July 23, 2012: Teamsters at Rhode Island Hospital are joining TDU and uniting for stronger union representation.
Union meetings in Providence Local 251 don't usually create much of a buzz. Like many locals, Local 251 membership meetings tend to be routine.
But a recent Local 251 membership meeting was anything but routine. While the regulars took their seats, more than 100 Teamsters from Rhode Island Hospital rallied across the street and marched into the membership meeting together.
"We wanted to send a message that we're Teamsters, we're part of this union and we're not going to be ignored anymore," said Nick Williams, a hospital employee who helped organize the delegation.
Apparently the message got through. "The next day, our Union President was down at the Hospital. We've seen a lot more of our business agents lately," Williams said.
Williams is one of a growing number of Local 251 members at Rhode Island Hospital who are joining Teamsters for a Democratic Union and uniting for stronger union representation.
‘Pumping Life Into Our Union’
Rhode Island Hospital employs more than 2,500 Teamster members. "We're the biggest group of members in our local by far, but we're treated like second-class Teamsters," said Matthew Martins, an electrician at the hospital. "We're joining TDU to get the support and education we need to enforce our rights and get taken seriously."

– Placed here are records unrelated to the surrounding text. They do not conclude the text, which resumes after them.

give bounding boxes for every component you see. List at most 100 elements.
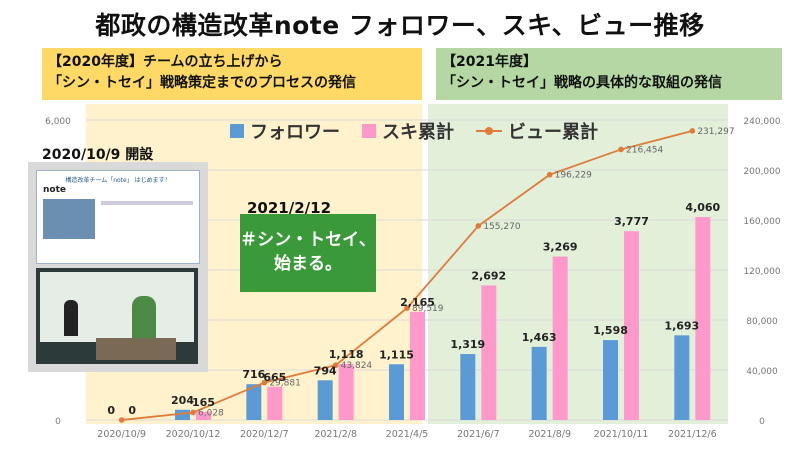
views-point — [475, 223, 482, 229]
followers-bar — [531, 346, 547, 420]
right-axis-tick-label: 120,000 — [743, 267, 780, 277]
legend-item-likes: スキ累計 — [362, 118, 454, 144]
right-axis-tick-label: 80,000 — [746, 317, 778, 327]
likes-bar — [410, 311, 425, 420]
followers-swatch — [230, 124, 244, 138]
views-value-label: 29,881 — [269, 379, 301, 389]
likes-swatch — [362, 124, 376, 138]
callout-line2: 始まる。 — [274, 254, 342, 274]
phase1-line2: 「シン・トセイ」戦略策定までのプロセスの発信 — [48, 75, 356, 91]
likes-value-label: 3,269 — [543, 241, 578, 254]
followers-value-label: 1,319 — [450, 338, 485, 351]
views-point — [190, 409, 196, 416]
followers-value-label: 716 — [242, 368, 265, 381]
views-value-label: 196,229 — [555, 171, 592, 181]
x-axis-tick-label: 2020/10/9 — [97, 429, 146, 440]
views-point — [689, 128, 696, 134]
likes-value-label: 665 — [263, 371, 286, 384]
phase2-line2: 「シン・トセイ」戦略の具体的な取組の発信 — [442, 75, 722, 91]
views-point — [332, 362, 339, 369]
views-value-label: 89,519 — [412, 304, 444, 314]
x-axis-tick-label: 2021/4/5 — [386, 429, 429, 440]
followers-value-label: 204 — [171, 394, 194, 407]
likes-bar — [196, 411, 211, 420]
bars — [175, 217, 711, 420]
likes-value-label: 0 — [128, 404, 136, 417]
podium — [96, 338, 176, 360]
callout-line1: ＃シン・トセイ、 — [240, 230, 376, 250]
likes-value-label: 165 — [192, 396, 215, 409]
left-axis-tick-label: 6,000 — [45, 117, 71, 127]
x-axis-tick-label: 2020/10/12 — [166, 429, 221, 440]
followers-bar — [317, 380, 333, 420]
phase1-label-box: 【2020年度】チームの立ち上げから 「シン・トセイ」戦略策定までのプロセスの発… — [42, 48, 422, 100]
legend-item-views: ビュー累計 — [476, 118, 598, 144]
followers-bar — [460, 354, 476, 420]
right-axis-tick-label: 200,000 — [743, 167, 780, 177]
right-axis-tick-label: 240,000 — [743, 117, 780, 127]
views-line — [118, 128, 696, 423]
views-point — [404, 305, 410, 311]
legend-item-followers: フォロワー — [230, 118, 340, 144]
phase2-line1: 【2021年度】 — [442, 54, 537, 70]
followers-bar — [246, 384, 262, 420]
followers-value-label: 1,598 — [593, 324, 628, 337]
x-axis-tick-label: 2021/12/6 — [668, 429, 717, 440]
likes-bar — [267, 386, 283, 420]
callout-box: ＃シン・トセイ、 始まる。 — [240, 214, 376, 292]
likes-value-label: 3,777 — [614, 215, 649, 228]
legend-label-likes: スキ累計 — [382, 122, 454, 143]
callout-date: 2021/2/12 — [247, 199, 332, 217]
likes-bar — [552, 256, 568, 420]
followers-value-label: 1,115 — [379, 348, 414, 361]
legend: フォロワー スキ累計 ビュー累計 — [230, 118, 598, 144]
likes-bar — [695, 217, 711, 420]
likes-value-label: 4,060 — [685, 201, 720, 214]
phase2-label-box: 【2021年度】 「シン・トセイ」戦略の具体的な取組の発信 — [436, 48, 782, 100]
note-logo: note — [43, 185, 66, 195]
views-swatch — [476, 127, 502, 135]
legend-label-followers: フォロワー — [250, 122, 340, 143]
followers-value-label: 794 — [314, 364, 337, 377]
x-axis-tick-label: 2021/6/7 — [457, 429, 500, 440]
views-value-label: 231,297 — [697, 127, 734, 137]
screenshot-header: 構造改革チーム「note」 はじめます！ — [65, 177, 171, 184]
views-value-label: 6,028 — [198, 408, 224, 418]
followers-bar — [674, 335, 690, 420]
views-point — [618, 146, 624, 153]
right-axis-tick-label: 0 — [759, 417, 765, 427]
x-axis-tick-label: 2021/2/8 — [314, 429, 357, 440]
phase1-line1: 【2020年度】チームの立ち上げから — [48, 54, 283, 70]
right-axis-tick-label: 160,000 — [743, 217, 780, 227]
views-point — [261, 379, 268, 386]
x-axis-tick-label: 2020/12/7 — [240, 429, 289, 440]
likes-bar — [624, 231, 639, 420]
page-title: 都政の構造改革note フォロワー、スキ、ビュー推移 — [95, 11, 705, 40]
followers-bar — [389, 364, 404, 420]
followers-value-label: 1,463 — [522, 331, 557, 344]
launch-date-label: 2020/10/9 開設 — [42, 147, 154, 163]
views-value-label: 216,454 — [626, 145, 663, 155]
left-axis-tick-label: 0 — [55, 417, 61, 427]
likes-value-label: 2,692 — [471, 269, 506, 282]
followers-value-label: 1,693 — [664, 319, 699, 332]
followers-value-label: 0 — [107, 404, 115, 417]
likes-value-label: 2,165 — [400, 296, 435, 309]
views-point — [118, 417, 125, 423]
views-point — [546, 171, 553, 178]
likes-bar — [481, 285, 497, 420]
x-axis-tick-label: 2021/10/11 — [594, 429, 649, 440]
axes: 0 40,000 80,000 120,000 160,000 200,000 240,00… — [45, 117, 781, 440]
legend-label-views: ビュー累計 — [508, 122, 598, 143]
text-placeholder-line — [101, 201, 193, 205]
likes-bar — [338, 364, 354, 420]
views-value-label: 43,824 — [341, 361, 373, 371]
likes-value-label: 1,118 — [329, 348, 364, 361]
note-page-screenshot: 構造改革チーム「note」 はじめます！ note — [36, 170, 200, 264]
followers-bar — [603, 340, 618, 420]
press-conference-photo — [36, 268, 198, 364]
right-axis-tick-label: 40,000 — [746, 367, 778, 377]
x-axis-tick-label: 2021/8/9 — [528, 429, 571, 440]
interpreter-figure — [64, 300, 78, 336]
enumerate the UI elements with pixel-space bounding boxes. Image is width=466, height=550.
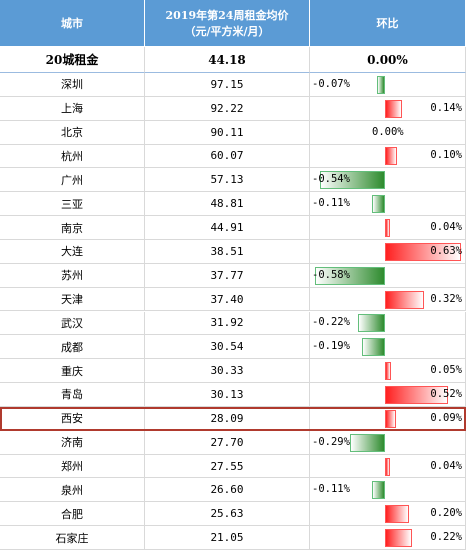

"Teamsters at Rhode Island Hospital help save lives every day. Now we're pumping life back into our own union,” Martins said.
The new TDU members include members of the original organizing committee that brought the Teamsters to Rhode Island Hospital, like Paul Santos.
"We organized with the Teamsters because we wanted a voice on the job. But our last contract was negotiated completely behind our backs," said Santos. "We didn't even find out that a new contract was being negotiated until management sent around a memo announcing the new deal."
The Teamsters is the biggest union at the hospital but the Local 251 contract offers fewer protections than other union members get.
When management eliminated contributions to employees' retirement plan, the nurses union at the hospital, UNAP, filed a grievance and made the Hospital restore some of the cuts. But the Local 251 contract had weaker protections and members came away empty-handed.
"Stronger contract language would have meant more money for our retirement, it's that simple," said electrician Tony Medeiros.
In some cases, even nonunion employees have stronger rights than Teamsters do. For example, the corporate policy allows Hospital employees to work with family members as long as they are not directly supervised by a relative.
But Local 251 President Kevin Reddy signed a secret side letter that bans Teamsters from working in the same department as a relative.
"I was blocked from working in the warehouse for no other reason than I have a relative who works in the same department; he doesn't even work on the same shift!" said Derek Dutra. "I'm a Teamster and a returning veteran and a nonunion employee has more rights than I do. How does that make any sense?"
Under the Teamster Constitution, members have a right to vote by secret ballot on their contract and on any midterm changes or side letters which modify the contract. But that hasn't stopped Local 251 officials.
Organizing for Change
"I'm proud to be a Teamster," said Paul Santos. "If you don't like how things are going, you can't just complain. You've got to get involved and make it better."
Santos and other Teamsters at the hospital found out about TDU online. Since then, they've started holding regular TDU meetings, including a workshop on Strategic Grievance handling.
They've teamed up with a rank-and-file caucus called 251 United Action and started meeting with UPS and freight Teamsters to learn about each other's issues and organize for a stronger Local 251.
Hospital Teamsters came to UPS to help with a petition drive and the contract campaign. UPSers have helped Teamsters at the Hospital file grievances.
They're planning a picnic for Local 251 members in August.
"A strong union starts with active and united members," said Matt Maini, a UPS Teamster who's active in 251 United Action and TDU.
"It's great to see members getting involved," said Jim Jacob, a retired freight Teamster and TDU volunteer. "Getting informed about your rights. Standing up for other members when they've got a problem. That's what being a Teamster is all about."
"I'm proud to be a Teamster. If you don't like how things are going, you can't just complain. You've got to get involved and make it better."